- Education: Drew University (BS) University of Wisconsin – Madison (PhD)
- Occupation: Ecologist
- Scientific career
- Institutions: Dartmouth College National Institute of Environmental Health Sciences
- Thesis: Phytoplankton responses to whole-lake manipulations of nutrients and food webs (1996)

= Kathryn L. Cottingham =

American ecologist

Kathryn Linn Cottingham is an American ecologist. She is a Professor of Ecology, Evolution, Environment and Society in the John Sloan Dickey Center for International Understanding at Dartmouth College. She is a Fellow of the Ecological Society of America and American Association for the Advancement of Science. Since 2020, she serves as editor-in-chief of the journal Ecology.

== Early life and education ==
Cottingham earned her bachelor's degree at Drew University in 1990. Here she majored in mathematics and biology, and played lacrosse and field hockey. Cottingham played Lacrosse in the National Collegiate Athletic Association Division III Tournament during her first season and was on the team that won the 1988 Middle Atlantic Conference championship. She was the only NCAA Division III athlete to earn one of the Disney Scholar-Athlete Awards. She moved to the University of Wisconsin–Madison for her graduate studies, where she earned her master's and doctoral degrees under the supervision of Steve Carpenter. She was supported by an National Collegiate Athletic Association postgraduate fellowship. Her PhD research in the Center for Limnology evaluated the effects of nutrients and the food web structure on freshwater plankton. She was one of the first cohort of postdoctoral researchers at the National Center for Ecological Analysis and Synthesis, where she developed early warning indicators and ways to study community dynamics.

== Research and career ==
Cottingham studies the dynamics of lake plankton communities and relationships between terrestrial and aquatic ecosystems. She joined the faculty at Dartmouth College in 1998. She has studied the reasons that cyanobacteria bloom occur, and the consequences of them blooming in low nutrient clear-water lakes. She has investigated ways to manage the growth of these blooms and mitigate the negative impacts of them on ecosystems. Cottingham showed that cyanobacterial blooms create their own optimised environments, driving nitrogen and phosphorus cycling in otherwise low nutrient lakes. She has started work with computer scientists to use big data and artificial intelligence to understand cyanobacteria across the East Coast. Data will be collected using robotic boats, buoys and drones equipped with cameras.

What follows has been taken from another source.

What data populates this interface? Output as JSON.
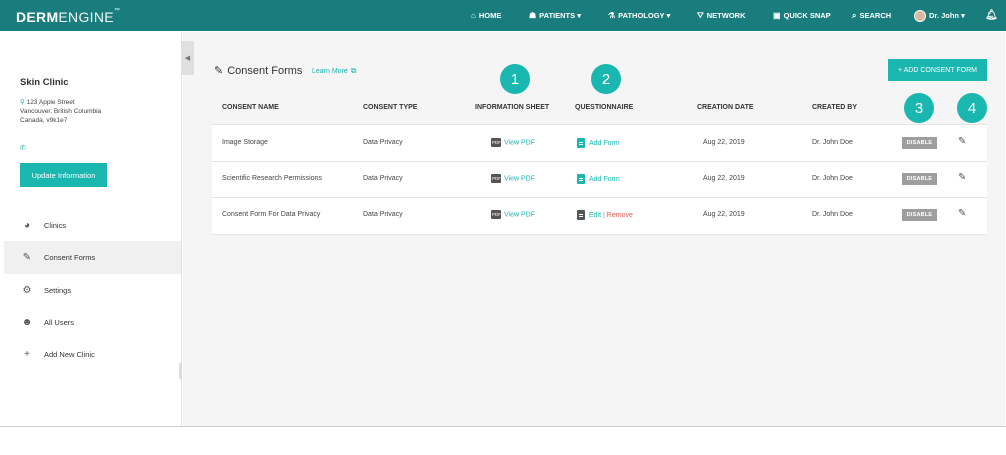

Cottingham also works on environmental health, in particular the occurrence of arsenic in food and drinking water. Her 2012 research on pregnant women's rice consumption and arsenic exposure was selected by the National Institute of Environmental Health Sciences (NIEHS) as one of the most important papers of the year. She identified that women who ate rice had considerably higher urinary arsenic concentrations than those who did not consume rice. She went on to show that white wine, beer, Brussels sprouts and salmon significantly increased arsenic levels in humans.

=== Academic service ===
From 2017 to 2019, Cottingham served as a National Science Foundation Program Director in the Division of Environmental Biology. She returned to Dartmouth College in 2019. Cottingham is involved with several public engagement projects, including acting as Vice Chair of the Science Advisory Boards of the Lake Sunapee Protective Association and Jefferson Project at Lake George.

== Awards and honours ==
- 2015: Elected Fellow of the Ecological Society of America
- 2019: Elected Fellow of the American Association for the Advancement of Science

== Selected publications ==
- Cottingham, Kathryn L. (1997). "Resilience and restoration of lakes"
- Cottingham, Kathryn L. (2000). "The relationship in lake communities between primary productivity and species richness"
- Cottingham, Kathryn L. (2001). "Biodiversity may regulate the temporal variability of ecological systems"

Cottingham is the Editor-in-Chief of Ecology.